For reference, this is the script used to rebuild:
Code:
#!/bin/bash
set -xe
ms=/root/mon-store
mkdir $ms || true
hosts=( "pve01" "pve02" "pve" )
# collect the cluster map from stopped OSDs
for host in "${hosts[@]}"; do
rsync -avz $ms/. root@$host:$ms.remote
rm -rf $ms
ssh root@$host <<EOF
set -x
for osd in /var/lib/ceph/osd/ceph-*; do
ceph-objectstore-tool --data-path \$osd --no-mon-config --op update-mon-db --mon-store-path $ms.remote
done
EOF
rsync -avz root@$host:$ms.remote/. $ms
done
# rebuild the monitor store from the collected map, if the cluster does not
# use cephx authentication, we can skip the following steps to update the
# keyring with the caps, and there is no need to pass the "--keyring" option.
# i.e. just use "ceph-monstore-tool $ms rebuild" instead
ceph-authtool /etc/pve/priv/ceph.mon.keyring -n mon. \
--cap mon 'allow *'
ceph-authtool /etc/pve/priv/ceph.mon.keyring -n client.admin \
--cap mon 'allow *' --cap osd 'allow *' --cap mds 'allow *'
# add one or more ceph-mgr's key to the keyring. in this case, an encoded key
# for mgr.x is added, you can find the encoded key in
# /etc/ceph/${cluster}.${mgr_name}.keyring on the machine where ceph-mgr is
# deployed
ceph-authtool /etc/pve/priv/ceph.mon.keyring --add-key 'AQDN8kBe9PLWARAAZwxXMr+n85SBYbSlLcZnMA==' -n mgr.pve \
--cap mon 'allow profile mgr' --cap osd 'allow *' --cap mds 'allow *'
# If your monitors' ids are not sorted by ip address, please specify them in order.

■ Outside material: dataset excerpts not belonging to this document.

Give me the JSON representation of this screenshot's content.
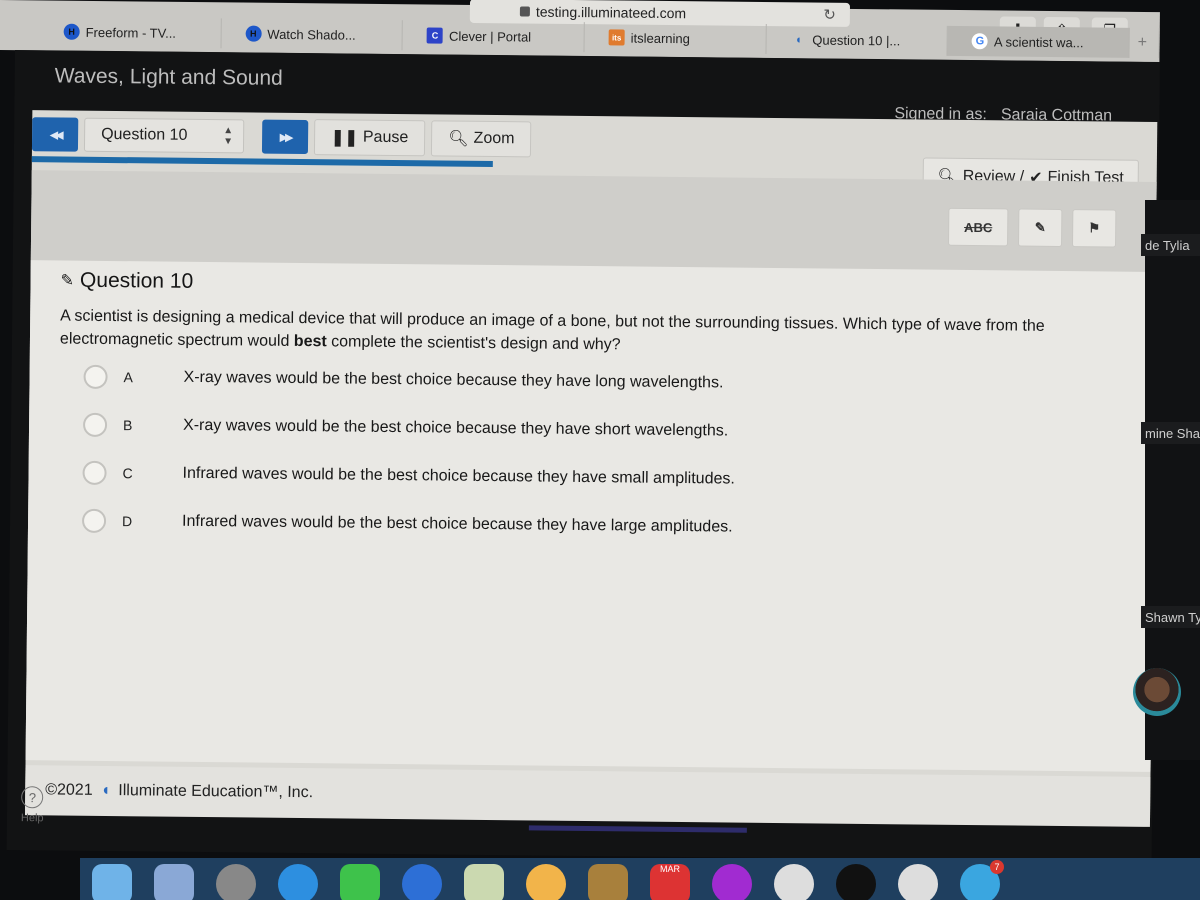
{
  "browser": {
    "url": "testing.illuminateed.com",
    "tabs": [
      {
        "label": "Freeform - TV...",
        "icon": "h-logo-icon"
      },
      {
        "label": "Watch Shado...",
        "icon": "h-logo-icon"
      },
      {
        "label": "Clever | Portal",
        "icon": "clever-logo-icon"
      },
      {
        "label": "itslearning",
        "icon": "itslearning-logo-icon"
      },
      {
        "label": "Question 10 |...",
        "icon": "illuminate-logo-icon"
      },
      {
        "label": "A scientist wa...",
        "icon": "google-logo-icon"
      }
    ],
    "new_tab_label": "+",
    "favicon_glyphs": {
      "h": "H",
      "c": "C",
      "its": "its",
      "ill": "◖",
      "g": "G"
    }
  },
  "app": {
    "title": "Waves, Light and Sound",
    "signed_in_label": "Signed in as:",
    "user_name": "Saraia Cottman"
  },
  "toolbar": {
    "prev_label": "◀◀",
    "question_select": "Question 10",
    "next_label": "▶▶",
    "pause_label": "Pause",
    "zoom_label": "Zoom",
    "review_label": "Review /",
    "finish_label": "Finish Test",
    "progress_fraction": 0.41,
    "tools": {
      "abc": "ABC",
      "edit": "✎",
      "flag": "⚑"
    }
  },
  "question": {
    "heading": "Question 10",
    "stem_before": "A scientist is designing a medical device that will produce an image of a bone, but not the surrounding tissues. Which type of wave from the electromagnetic spectrum would ",
    "stem_bold": "best",
    "stem_after": " complete the scientist's design and why?",
    "choices": [
      {
        "letter": "A",
        "text": "X-ray waves would be the best choice because they have long wavelengths."
      },
      {
        "letter": "B",
        "text": "X-ray waves would be the best choice because they have short wavelengths."
      },
      {
        "letter": "C",
        "text": "Infrared waves would be the best choice because they have small amplitudes."
      },
      {
        "letter": "D",
        "text": "Infrared waves would be the best choice because they have large amplitudes."
      }
    ]
  },
  "footer": {
    "copyright": "©2021",
    "company": "Illuminate Education™, Inc."
  },
  "help": {
    "icon": "?",
    "label": "Help"
  },
  "participants": [
    "de Tylia",
    "mine Sha",
    "Shawn Tyre"
  ],
  "dock": {
    "calendar_month": "MAR",
    "badge_count": "7"
  },
  "colors": {
    "accent": "#1f63ad",
    "progress": "#1d6aa8"
  }
}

# For example. if mon 'a' is 10.0.0.3, mon 'b' is 10.0.0.2, and mon 'c' is 10.0.0.4,
# please passing "--mon-ids b a c".
# In addition, if your monitors' ids are not single characters like 'a', 'b', 'c', please
# specify them in the command line by passing them as arguments of the "--mon-ids"

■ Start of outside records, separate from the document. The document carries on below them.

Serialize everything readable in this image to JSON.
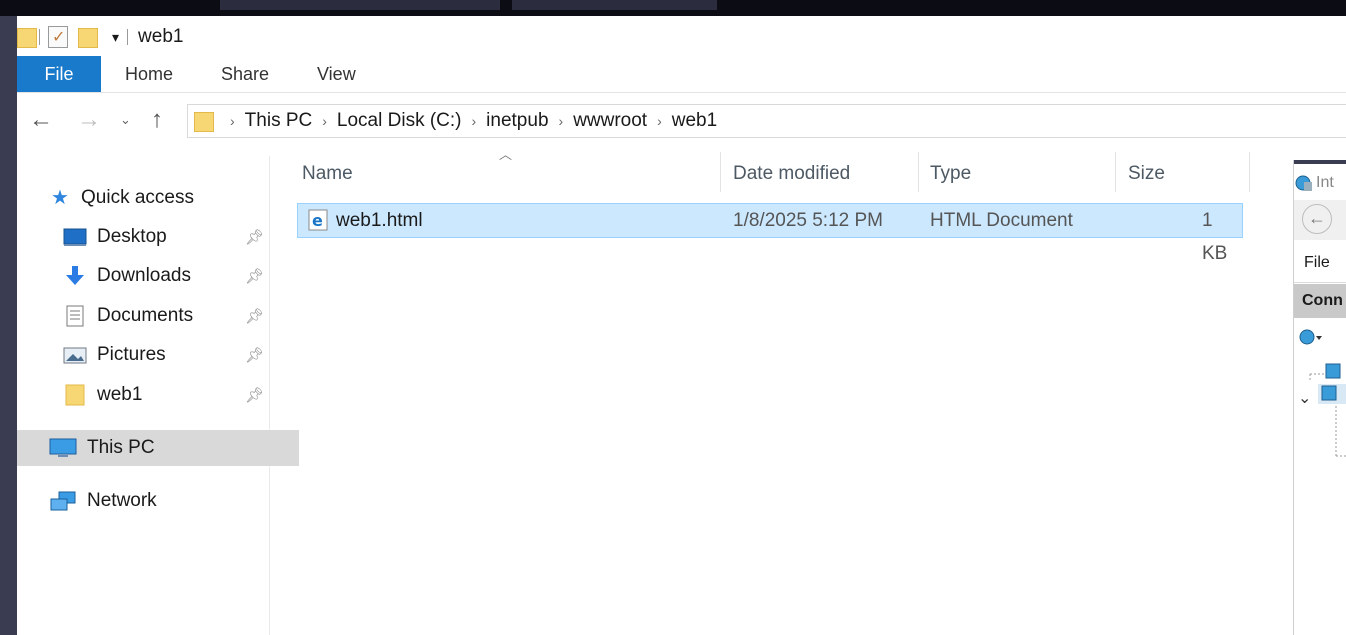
{
  "window": {
    "title": "web1"
  },
  "ribbon": {
    "tabs": [
      "File",
      "Home",
      "Share",
      "View"
    ]
  },
  "address": {
    "crumbs": [
      "This PC",
      "Local Disk (C:)",
      "inetpub",
      "wwwroot",
      "web1"
    ]
  },
  "nav": {
    "quick_access": "Quick access",
    "pinned": [
      "Desktop",
      "Downloads",
      "Documents",
      "Pictures",
      "web1"
    ],
    "this_pc": "This PC",
    "network": "Network"
  },
  "columns": {
    "name": "Name",
    "date": "Date modified",
    "type": "Type",
    "size": "Size"
  },
  "files": [
    {
      "name": "web1.html",
      "date": "1/8/2025 5:12 PM",
      "type": "HTML Document",
      "size": "1 KB"
    }
  ],
  "iis": {
    "title_partial": "Int",
    "menu_file": "File",
    "conn_partial": "Conn"
  },
  "colors": {
    "accent": "#1979ca",
    "selection": "#cce8ff",
    "folder": "#f7d774"
  },
  "icons": [
    "folder-icon",
    "checkmark-icon",
    "back-arrow-icon",
    "forward-arrow-icon",
    "up-arrow-icon",
    "star-icon",
    "desktop-icon",
    "download-icon",
    "documents-icon",
    "pictures-icon",
    "computer-icon",
    "network-icon",
    "ie-html-icon",
    "pin-icon"
  ]
}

# option. if you are not sure, please check your ceph.conf to see if there is any
# sections named like '[mon.foo]'. don't pass the "--mon-ids" option, if you are
# using DNS SRV for looking up monitors.
ceph-monstore-tool $ms rebuild -- --keyring /etc/pve/priv/ceph.mon.keyring --mon-ids pve pve01 pve02 pve03
# make a backup of the corrupted store.db just in case! repeat for
# all monitors.
mv /var/lib/ceph/mon/pve-ceph/store.db{,.corrupted}
# move rebuild store.db into place. repeat for all monitors.
mv $ms/store.db /var/lib/ceph/mon/pve-ceph/store.db
chown -R ceph:ceph /var/lib/ceph/mon/pve-ceph/store.db
The mgr key is probably not correct, however, I did not yet find a way to recover the mgr key. is this required to do before the mon rebuild?
Thanks again for the quick response!
/EDIT:
I was able to find a monitor that had been offline, but by using the monmaptool, I was able to remove the other monitors and use this old monitor to at least unlock ceph status.
However, I'm still unable to copy the repaired store, as it errors out with the update_from_paxos assert.
While running though, ceph continously marks the pgs as "Unknown" and throws OSDs out of the system ("down") and I'm unable to re-add them, even though the ceph-osd@<id>.service units are running.
Do you know why there is this paxos assert acting up?